The soy complex was mixed in Monday morning electronic trading. The nearby soybean contracts were mixed, while deferred futures rose significantly; the latter development was rather surprising given the production prospects for the 2013 U.S. crop. Meanwhile, weak Asian palm oil prices weighed upon the soyoil market, whereas old crop tightness once again seemed to support soymeal futures. August soybean futures inched up 0.25 cents to $14.325/bushel, while August soybean oil slid 0.23 cents to 46.91 cents/pound and August soymeal gained $3.2 to $431.8/ton.

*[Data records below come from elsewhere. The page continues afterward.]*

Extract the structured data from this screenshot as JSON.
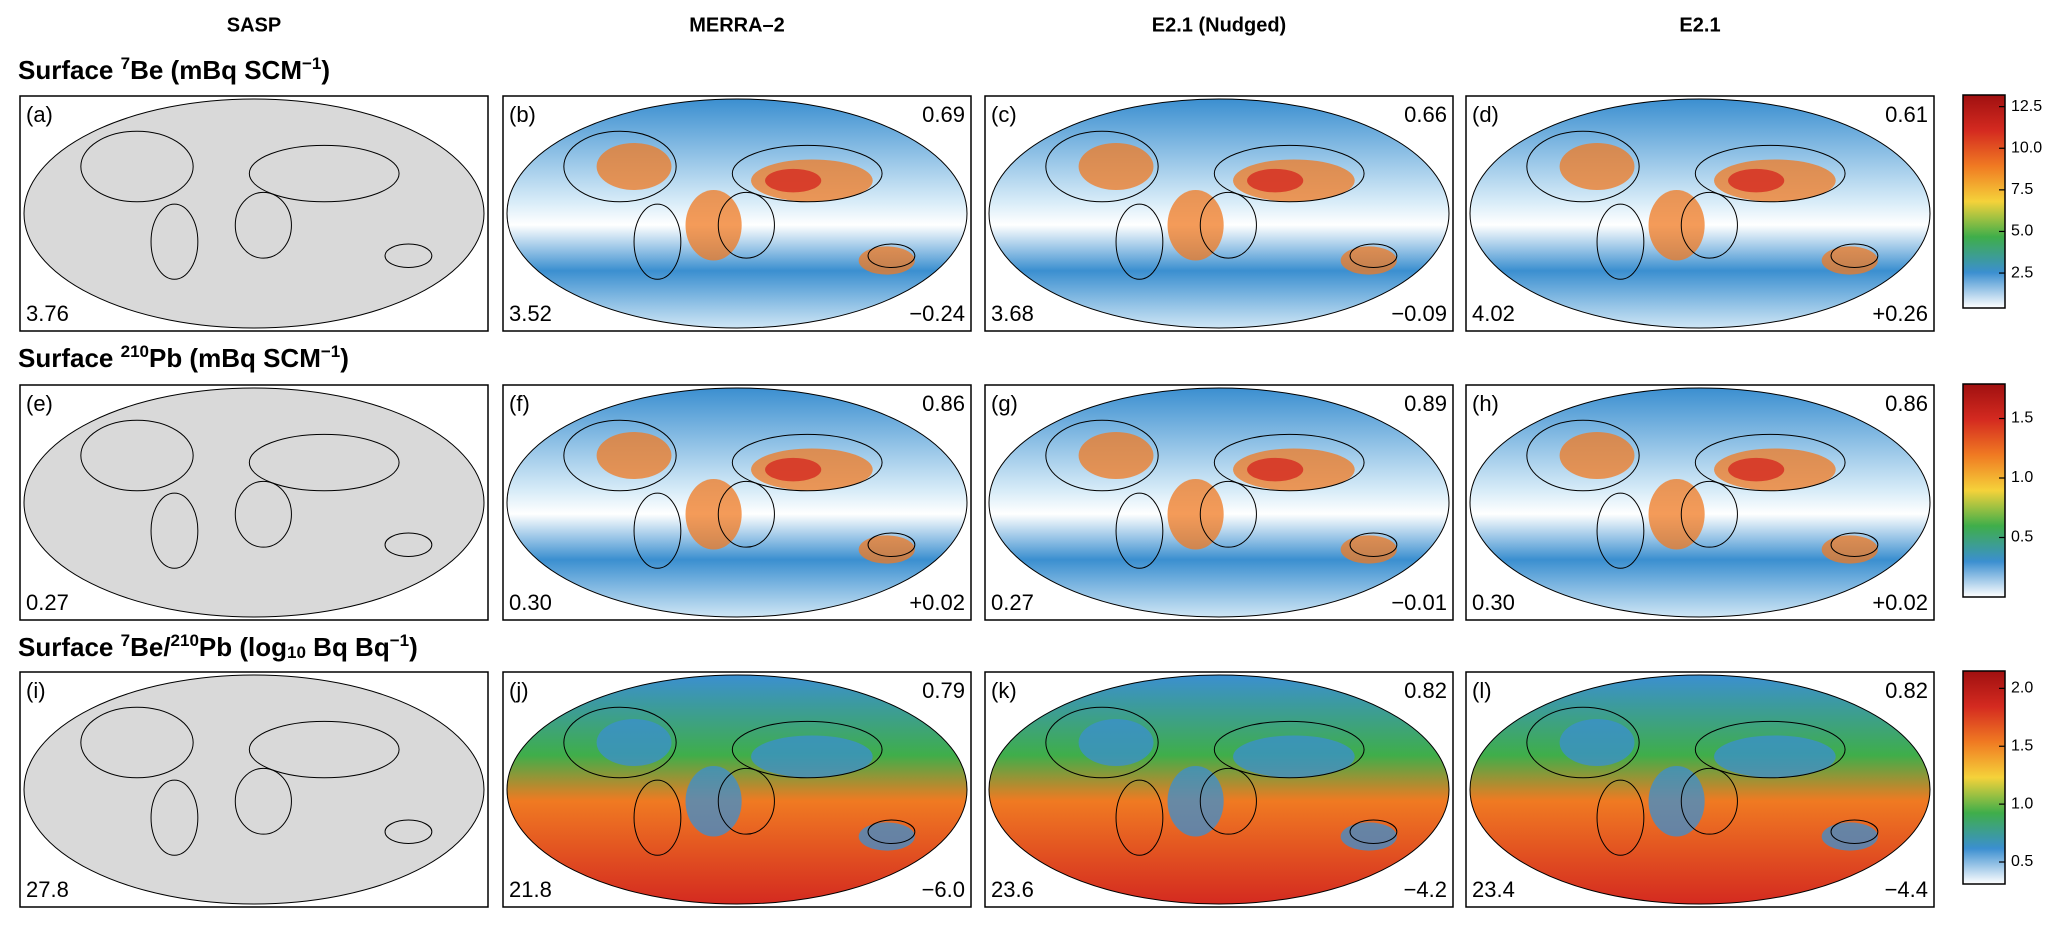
{
  "columns": [
    "SASP",
    "MERRA–2",
    "E2.1 (Nudged)",
    "E2.1"
  ],
  "rows": [
    {
      "title": [
        {
          "text": "Surface "
        },
        {
          "text": "7",
          "pos": "sup"
        },
        {
          "text": "Be (mBq SCM"
        },
        {
          "text": "−1",
          "pos": "sup"
        },
        {
          "text": ")"
        }
      ],
      "panels": [
        {
          "label": "(a)",
          "bottom_left": "3.76"
        },
        {
          "label": "(b)",
          "top_right": "0.69",
          "bottom_left": "3.52",
          "bottom_right": "−0.24"
        },
        {
          "label": "(c)",
          "top_right": "0.66",
          "bottom_left": "3.68",
          "bottom_right": "−0.09"
        },
        {
          "label": "(d)",
          "top_right": "0.61",
          "bottom_left": "4.02",
          "bottom_right": "+0.26"
        }
      ],
      "colorbar": {
        "lim": [
          0.4,
          13.2
        ],
        "ticks": [
          2.5,
          {
            "value": 5,
            "label": "5.0"
          },
          7.5,
          {
            "value": 10,
            "label": "10.0"
          },
          12.5
        ]
      }
    },
    {
      "title": [
        {
          "text": "Surface "
        },
        {
          "text": "210",
          "pos": "sup"
        },
        {
          "text": "Pb (mBq SCM"
        },
        {
          "text": "−1",
          "pos": "sup"
        },
        {
          "text": ")"
        }
      ],
      "panels": [
        {
          "label": "(e)",
          "bottom_left": "0.27"
        },
        {
          "label": "(f)",
          "top_right": "0.86",
          "bottom_left": "0.30",
          "bottom_right": "+0.02"
        },
        {
          "label": "(g)",
          "top_right": "0.89",
          "bottom_left": "0.27",
          "bottom_right": "−0.01"
        },
        {
          "label": "(h)",
          "top_right": "0.86",
          "bottom_left": "0.30",
          "bottom_right": "+0.02"
        }
      ],
      "colorbar": {
        "lim": [
          0,
          1.79
        ],
        "ticks": [
          0.5,
          {
            "value": 1,
            "label": "1.0"
          },
          1.5
        ]
      }
    },
    {
      "title": [
        {
          "text": "Surface "
        },
        {
          "text": "7",
          "pos": "sup"
        },
        {
          "text": "Be/"
        },
        {
          "text": "210",
          "pos": "sup"
        },
        {
          "text": "Pb (log"
        },
        {
          "text": "10",
          "pos": "sub"
        },
        {
          "text": " Bq Bq"
        },
        {
          "text": "−1",
          "pos": "sup"
        },
        {
          "text": ")"
        }
      ],
      "panels": [
        {
          "label": "(i)",
          "bottom_left": "27.8"
        },
        {
          "label": "(j)",
          "top_right": "0.79",
          "bottom_left": "21.8",
          "bottom_right": "−6.0"
        },
        {
          "label": "(k)",
          "top_right": "0.82",
          "bottom_left": "23.6",
          "bottom_right": "−4.2"
        },
        {
          "label": "(l)",
          "top_right": "0.82",
          "bottom_left": "23.4",
          "bottom_right": "−4.4"
        }
      ],
      "colorbar": {
        "lim": [
          0.31,
          2.15
        ],
        "ticks": [
          0.5,
          {
            "value": 1,
            "label": "1.0"
          },
          1.5,
          {
            "value": 2,
            "label": "2.0"
          }
        ]
      }
    }
  ],
  "colors": [
    "#ffffff",
    "#3b8fd0",
    "#3fae4a",
    "#f5d23a",
    "#f07a22",
    "#d42a20",
    "#a01010"
  ]
}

Wheat futures were also mixed in early Monday trading. Actually, it was rather surprising to see signs of weakness, since considerable supportive news emerged over the weekend. For example, Japanese officials reportedly hope to restart their purchases of U.S. white wheat in August, and Russian analysts cut their forecasts for the forthcoming harvest due to drought. China also bought 120,000 tonnes of U.S. wheat and 300,000 tonnes of new crop Australian wheat lately. Ultimately, improving prospects for the domestic spring wheat crop may be weighing upon the Minneapolis market. September CBOT wheat rallied 1.25 cents to $6.6125/bushel early Monday morning, and September KCBT wheat climbed 2.5 cents to $6.8825, while September MGE futures skidded 0.25 cent to $7.6325.
Cattle futures ended last week on a steady note. The late-week gains were rather impressive when viewed within the context of Wednesday cash market weakness and the drop suffered by wholesale prices Friday afternoon. Anticipation of firm trading Friday afternoon and hopes that the traditional mid-year decline has run its course are probably supporting CME prices. August cattle closed unchanged at 121.95 cents/pound Friday afternoon, while December lost 0.15 cents to 128.10. Feeder futures climbed in response to corn market losses; the August contract surged 0.85 cents to 151.80 cents/pound, and November climbed 0.65 cents to 155.77.

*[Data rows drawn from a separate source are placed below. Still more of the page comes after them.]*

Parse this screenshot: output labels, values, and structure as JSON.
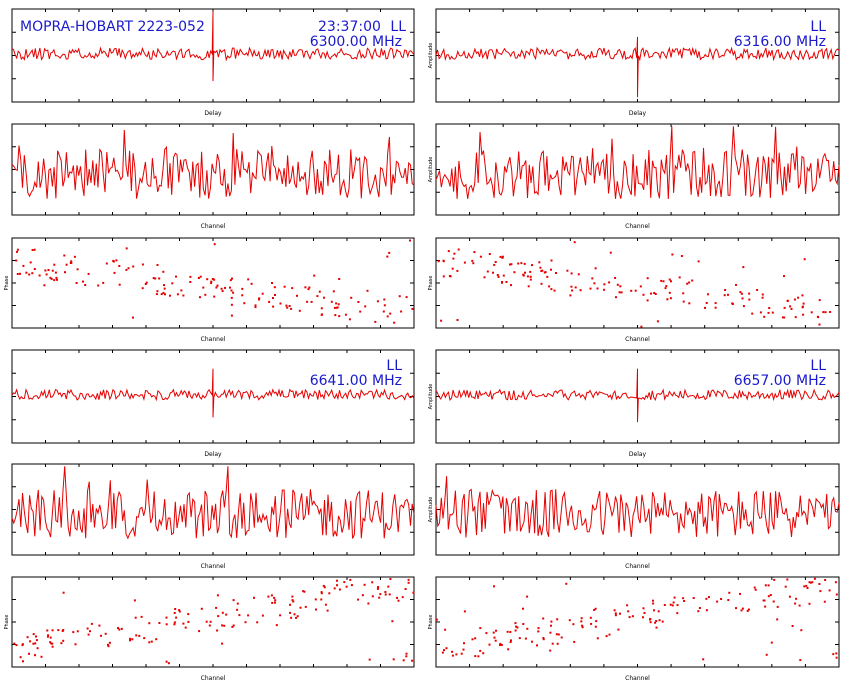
{
  "colors": {
    "trace": "#e60000",
    "frame": "#000000",
    "label": "#1a1acc"
  },
  "header": {
    "source": "MOPRA-HOBART 2223-052",
    "time": "23:37:00",
    "pol": "LL",
    "freqs": [
      "6300.00 MHz",
      "6316.00 MHz",
      "6641.00 MHz",
      "6657.00 MHz"
    ]
  },
  "chart_data": [
    {
      "type": "line",
      "band": "6300.00 MHz",
      "xlabel": "Delay",
      "ylabel": "",
      "xlim": [
        -200,
        200
      ],
      "ylim": [
        -4,
        4
      ],
      "seed": 11,
      "spike": {
        "x": 0,
        "y": [
          -2.2,
          3.8
        ]
      },
      "noise": 0.25
    },
    {
      "type": "line",
      "band": "6316.00 MHz",
      "xlabel": "Delay",
      "ylabel": "Amplitude",
      "xlim": [
        -200,
        200
      ],
      "ylim": [
        -4,
        4
      ],
      "seed": 12,
      "spike": {
        "x": 0,
        "y": [
          -3.6,
          1.6
        ]
      },
      "noise": 0.25
    },
    {
      "type": "line",
      "band": "6300.00 MHz",
      "xlabel": "Channel",
      "ylabel": "",
      "xlim": [
        0,
        256
      ],
      "ylim": [
        0,
        4
      ],
      "seed": 13
    },
    {
      "type": "line",
      "band": "6316.00 MHz",
      "xlabel": "Channel",
      "ylabel": "Amplitude",
      "xlim": [
        0,
        256
      ],
      "ylim": [
        0,
        4
      ],
      "seed": 14
    },
    {
      "type": "scatter",
      "band": "6300.00 MHz",
      "xlabel": "Channel",
      "ylabel": "Phase",
      "xlim": [
        0,
        256
      ],
      "ylim": [
        -180,
        180
      ],
      "seed": 15,
      "trend": -1
    },
    {
      "type": "scatter",
      "band": "6316.00 MHz",
      "xlabel": "Channel",
      "ylabel": "Phase",
      "xlim": [
        0,
        256
      ],
      "ylim": [
        -180,
        180
      ],
      "seed": 16,
      "trend": -1
    },
    {
      "type": "line",
      "band": "6641.00 MHz",
      "xlabel": "Delay",
      "ylabel": "",
      "xlim": [
        -200,
        200
      ],
      "ylim": [
        -4,
        4
      ],
      "seed": 21,
      "spike": {
        "x": 0,
        "y": [
          -1.8,
          2.4
        ]
      },
      "noise": 0.22
    },
    {
      "type": "line",
      "band": "6657.00 MHz",
      "xlabel": "Delay",
      "ylabel": "Amplitude",
      "xlim": [
        -200,
        200
      ],
      "ylim": [
        -4,
        4
      ],
      "seed": 22,
      "spike": {
        "x": 0,
        "y": [
          -2.2,
          2.4
        ]
      },
      "noise": 0.22
    },
    {
      "type": "line",
      "band": "6641.00 MHz",
      "xlabel": "Channel",
      "ylabel": "",
      "xlim": [
        0,
        256
      ],
      "ylim": [
        0,
        4
      ],
      "seed": 23
    },
    {
      "type": "line",
      "band": "6657.00 MHz",
      "xlabel": "Channel",
      "ylabel": "Amplitude",
      "xlim": [
        0,
        256
      ],
      "ylim": [
        0,
        4
      ],
      "seed": 24
    },
    {
      "type": "scatter",
      "band": "6641.00 MHz",
      "xlabel": "Channel",
      "ylabel": "Phase",
      "xlim": [
        0,
        256
      ],
      "ylim": [
        -180,
        180
      ],
      "seed": 25,
      "trend": 1
    },
    {
      "type": "scatter",
      "band": "6657.00 MHz",
      "xlabel": "Channel",
      "ylabel": "Phase",
      "xlim": [
        0,
        256
      ],
      "ylim": [
        -180,
        180
      ],
      "seed": 26,
      "trend": 1
    }
  ]
}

Morning pork gains apparently boosted nearby hog futures Friday. The most-active August contract posted sizeable gains in response to a midsession report of strong wholesale gains, as well as to its discount to the CME lean hog index. Concerns about the second-half outlook seemed to keep a lid on deferred futures. Indeed, it would not be terribly surprising to see swine futures turn lower after the Friday afternoon pork report indicated a modest loss to end the week. August hog futures gained 0.90 cents to 97.75 cents/pound at its Friday settlement, while the December contract dropped 0.10 to 82.05.

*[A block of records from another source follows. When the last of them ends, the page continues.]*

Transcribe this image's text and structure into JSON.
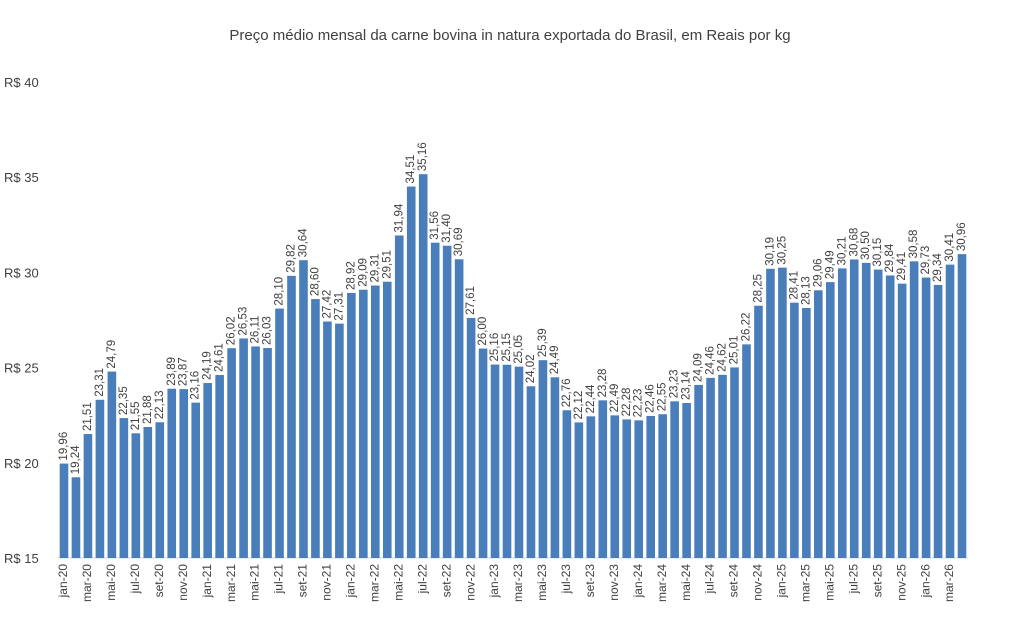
{
  "chart_data": {
    "type": "bar",
    "title": "Preço médio mensal da carne bovina in natura exportada do Brasil, em Reais por kg",
    "categories": [
      "jan-20",
      null,
      "mar-20",
      null,
      "mai-20",
      null,
      "jul-20",
      null,
      "set-20",
      null,
      "nov-20",
      null,
      "jan-21",
      null,
      "mar-21",
      null,
      "mai-21",
      null,
      "jul-21",
      null,
      "set-21",
      null,
      "nov-21",
      null,
      "jan-22",
      null,
      "mar-22",
      null,
      "mai-22",
      null,
      "jul-22",
      null,
      "set-22",
      null,
      "nov-22",
      null,
      "jan-23",
      null,
      "mar-23",
      null,
      "mai-23",
      null,
      "jul-23",
      null,
      "set-23",
      null,
      "nov-23",
      null,
      "jan-24",
      null,
      "mar-24",
      null,
      "mai-24",
      null,
      "jul-24",
      null,
      "set-24",
      null,
      "nov-24",
      null,
      "jan-25",
      null,
      "mar-25",
      null,
      "mai-25",
      null,
      "jul-25",
      null,
      "set-25",
      null,
      "nov-25",
      null,
      "jan-26",
      null,
      "mar-26",
      null
    ],
    "values": [
      19.96,
      19.24,
      21.51,
      23.31,
      24.79,
      22.35,
      21.55,
      21.88,
      22.13,
      23.89,
      23.87,
      23.16,
      24.19,
      24.61,
      26.02,
      26.53,
      26.11,
      26.03,
      28.1,
      29.82,
      30.64,
      28.6,
      27.42,
      27.31,
      28.92,
      29.09,
      29.31,
      29.51,
      31.94,
      34.51,
      35.16,
      31.56,
      31.4,
      30.69,
      27.61,
      26.0,
      25.16,
      25.15,
      25.05,
      24.02,
      25.39,
      24.49,
      22.76,
      22.12,
      22.44,
      23.28,
      22.49,
      22.28,
      22.23,
      22.46,
      22.55,
      23.23,
      23.14,
      24.09,
      24.46,
      24.62,
      25.01,
      26.22,
      28.25,
      30.19,
      30.25,
      28.41,
      28.13,
      29.06,
      29.49,
      30.21,
      30.68,
      30.5,
      30.15,
      29.84,
      29.41,
      30.58,
      29.73,
      29.34,
      30.41,
      30.96
    ],
    "value_labels": [
      "19,96",
      "19,24",
      "21,51",
      "23,31",
      "24,79",
      "22,35",
      "21,55",
      "21,88",
      "22,13",
      "23,89",
      "23,87",
      "23,16",
      "24,19",
      "24,61",
      "26,02",
      "26,53",
      "26,11",
      "26,03",
      "28,10",
      "29,82",
      "30,64",
      "28,60",
      "27,42",
      "27,31",
      "28,92",
      "29,09",
      "29,31",
      "29,51",
      "31,94",
      "34,51",
      "35,16",
      "31,56",
      "31,40",
      "30,69",
      "27,61",
      "26,00",
      "25,16",
      "25,15",
      "25,05",
      "24,02",
      "25,39",
      "24,49",
      "22,76",
      "22,12",
      "22,44",
      "23,28",
      "22,49",
      "22,28",
      "22,23",
      "22,46",
      "22,55",
      "23,23",
      "23,14",
      "24,09",
      "24,46",
      "24,62",
      "25,01",
      "26,22",
      "28,25",
      "30,19",
      "30,25",
      "28,41",
      "28,13",
      "29,06",
      "29,49",
      "30,21",
      "30,68",
      "30,50",
      "30,15",
      "29,84",
      "29,41",
      "30,58",
      "29,73",
      "29,34",
      "30,41",
      "30,96"
    ],
    "color": "#4a7ebb",
    "ylim": [
      15,
      40
    ],
    "yticks": [
      {
        "value": 15,
        "label": "R$ 15"
      },
      {
        "value": 20,
        "label": "R$ 20"
      },
      {
        "value": 25,
        "label": "R$ 25"
      },
      {
        "value": 30,
        "label": "R$ 30"
      },
      {
        "value": 35,
        "label": "R$ 35"
      },
      {
        "value": 40,
        "label": "R$ 40"
      }
    ],
    "grid": false
  }
}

Financial markets and weather news are apparently driving the cotton market. For example, the big stock market gain posted last Friday was at least partially offset by the concurrent jump by the U.S. dollar. Rising equity index futures are apparently boosting the white fiber market early this week, with modest greenback slippage opening the door for further gains. However, bulls may have a hard time sustaining gains if the weather over Texas cotton fields proves as favorable over that predicted for the Corn Belt. October cotton edged up 0.11 cents to 86.54 cents/pound as the sun rose over New York Monday morning, while December advanced 0.22 cents to 85.25.